Madagascar - Leadership

In spite of the odds, Ravalomanana was able to attract unprecedented levels of public support. He has acquired the reputation of someone who makes quick decisions and gets things done his way. Besides the success of TIKO, signs of his can-do attitude are apparent in the almost obsessive way he prioritized the problems of filth and anarchy in the capital and transformed Antananarivo into a livable environment. Part of this operation involved the controversial bulldozing of 100 houses, which he condemned as eyesores. Getting things done at whatever the cost, including forcing people to work if necessary, has incurred political costs, but the positive change in the capital was obvious.

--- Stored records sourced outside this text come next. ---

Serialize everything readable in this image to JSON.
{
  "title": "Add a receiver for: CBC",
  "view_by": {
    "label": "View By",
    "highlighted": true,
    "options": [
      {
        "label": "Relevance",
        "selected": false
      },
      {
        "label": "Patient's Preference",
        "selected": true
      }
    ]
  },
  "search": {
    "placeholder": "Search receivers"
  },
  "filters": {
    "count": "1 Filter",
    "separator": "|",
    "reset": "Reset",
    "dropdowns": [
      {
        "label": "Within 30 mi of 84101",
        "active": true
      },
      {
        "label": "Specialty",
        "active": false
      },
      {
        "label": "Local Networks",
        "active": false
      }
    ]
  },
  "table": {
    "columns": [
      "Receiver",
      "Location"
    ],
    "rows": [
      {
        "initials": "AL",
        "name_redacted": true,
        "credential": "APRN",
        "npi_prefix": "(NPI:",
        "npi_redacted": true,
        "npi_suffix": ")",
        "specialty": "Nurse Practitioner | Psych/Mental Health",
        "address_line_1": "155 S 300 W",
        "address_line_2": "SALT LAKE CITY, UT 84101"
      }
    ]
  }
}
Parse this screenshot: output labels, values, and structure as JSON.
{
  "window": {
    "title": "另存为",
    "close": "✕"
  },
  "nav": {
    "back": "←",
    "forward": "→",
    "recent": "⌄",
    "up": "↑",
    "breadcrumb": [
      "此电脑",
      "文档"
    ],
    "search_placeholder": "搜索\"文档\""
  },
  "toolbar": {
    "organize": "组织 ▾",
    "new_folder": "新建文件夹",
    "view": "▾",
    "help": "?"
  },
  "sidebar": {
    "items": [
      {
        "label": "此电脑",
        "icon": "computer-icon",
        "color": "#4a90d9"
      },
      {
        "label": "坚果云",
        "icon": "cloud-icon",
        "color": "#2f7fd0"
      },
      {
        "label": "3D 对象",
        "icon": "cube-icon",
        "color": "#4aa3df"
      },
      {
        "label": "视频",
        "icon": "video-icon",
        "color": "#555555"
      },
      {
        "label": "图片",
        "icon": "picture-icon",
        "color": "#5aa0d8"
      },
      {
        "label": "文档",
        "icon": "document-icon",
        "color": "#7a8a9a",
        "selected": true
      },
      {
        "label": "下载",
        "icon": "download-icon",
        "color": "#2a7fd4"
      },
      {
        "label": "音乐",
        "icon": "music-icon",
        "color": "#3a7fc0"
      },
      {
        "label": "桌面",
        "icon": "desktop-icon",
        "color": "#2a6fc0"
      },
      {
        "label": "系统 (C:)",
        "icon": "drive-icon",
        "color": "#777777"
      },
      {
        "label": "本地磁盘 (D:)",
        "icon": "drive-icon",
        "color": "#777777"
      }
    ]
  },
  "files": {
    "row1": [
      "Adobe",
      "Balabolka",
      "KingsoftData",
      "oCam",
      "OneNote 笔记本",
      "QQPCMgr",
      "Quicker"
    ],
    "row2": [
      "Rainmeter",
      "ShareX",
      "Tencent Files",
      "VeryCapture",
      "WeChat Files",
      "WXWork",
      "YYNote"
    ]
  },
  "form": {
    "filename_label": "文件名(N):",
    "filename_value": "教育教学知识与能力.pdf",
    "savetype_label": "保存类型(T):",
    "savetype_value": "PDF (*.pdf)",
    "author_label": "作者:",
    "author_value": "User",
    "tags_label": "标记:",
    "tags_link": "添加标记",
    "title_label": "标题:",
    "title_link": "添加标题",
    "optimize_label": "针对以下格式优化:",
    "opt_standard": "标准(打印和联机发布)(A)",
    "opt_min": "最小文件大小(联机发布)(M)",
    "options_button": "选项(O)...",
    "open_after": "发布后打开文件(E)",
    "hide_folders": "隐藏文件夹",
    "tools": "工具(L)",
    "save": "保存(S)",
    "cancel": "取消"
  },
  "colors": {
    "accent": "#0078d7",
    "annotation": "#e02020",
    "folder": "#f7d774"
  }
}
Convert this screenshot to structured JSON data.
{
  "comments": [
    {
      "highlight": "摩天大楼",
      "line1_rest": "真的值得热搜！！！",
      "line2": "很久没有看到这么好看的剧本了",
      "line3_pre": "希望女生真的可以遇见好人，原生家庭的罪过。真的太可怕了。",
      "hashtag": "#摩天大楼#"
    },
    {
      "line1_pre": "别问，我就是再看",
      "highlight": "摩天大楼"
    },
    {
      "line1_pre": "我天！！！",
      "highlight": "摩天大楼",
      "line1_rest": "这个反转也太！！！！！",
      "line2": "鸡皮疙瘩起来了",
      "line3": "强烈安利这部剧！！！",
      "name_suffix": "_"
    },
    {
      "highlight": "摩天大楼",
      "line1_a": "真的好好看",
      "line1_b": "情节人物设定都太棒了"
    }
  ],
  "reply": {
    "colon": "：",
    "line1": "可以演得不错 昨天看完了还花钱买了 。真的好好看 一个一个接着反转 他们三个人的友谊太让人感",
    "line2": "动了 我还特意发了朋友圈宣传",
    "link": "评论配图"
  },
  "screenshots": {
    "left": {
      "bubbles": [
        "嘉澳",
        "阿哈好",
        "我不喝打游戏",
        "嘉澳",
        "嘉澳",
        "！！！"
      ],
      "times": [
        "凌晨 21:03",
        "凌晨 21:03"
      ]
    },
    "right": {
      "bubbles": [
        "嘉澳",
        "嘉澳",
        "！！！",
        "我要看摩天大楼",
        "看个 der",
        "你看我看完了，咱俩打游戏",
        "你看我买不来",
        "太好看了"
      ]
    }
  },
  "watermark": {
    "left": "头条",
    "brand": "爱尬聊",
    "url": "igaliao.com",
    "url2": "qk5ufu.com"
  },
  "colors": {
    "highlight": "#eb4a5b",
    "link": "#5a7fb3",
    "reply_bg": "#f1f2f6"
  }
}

Ravalomanana conducted his presidential campaign in the hinterlands by helicopter, flying into villages and towns, delivering short, hard-hitting speeches, and flying back out to the next meeting. During the campaign he grew from a mousy speaker into a charismatic presence in search of media attention. He accused Ratsiraka of tampering with the election then boldly declared himself the winner, occupied the presidency, and appointed a cabinet. He placed loyalists and close associates in leadership positions, and capitalized on the popular groundswell of public demands for change. As Vice-president of the Protestant Church in Madagascar, his integrity was unimpeachable, and Ravalomanana wisely traded on the influence of Christian churches to resolve the political crisis.

In contrast to the failures of socialist policies, Ravalomanana has promised to fight poverty and unemployment utilizing his entrepreneurial skills. In December 2002, Ravalomanana's party, I Love Madagascar, captured 125 out of a total of 160 seats in Parliament, which despite allegations by the opposition of manipulation, confirmed the level of popular support for his political vision.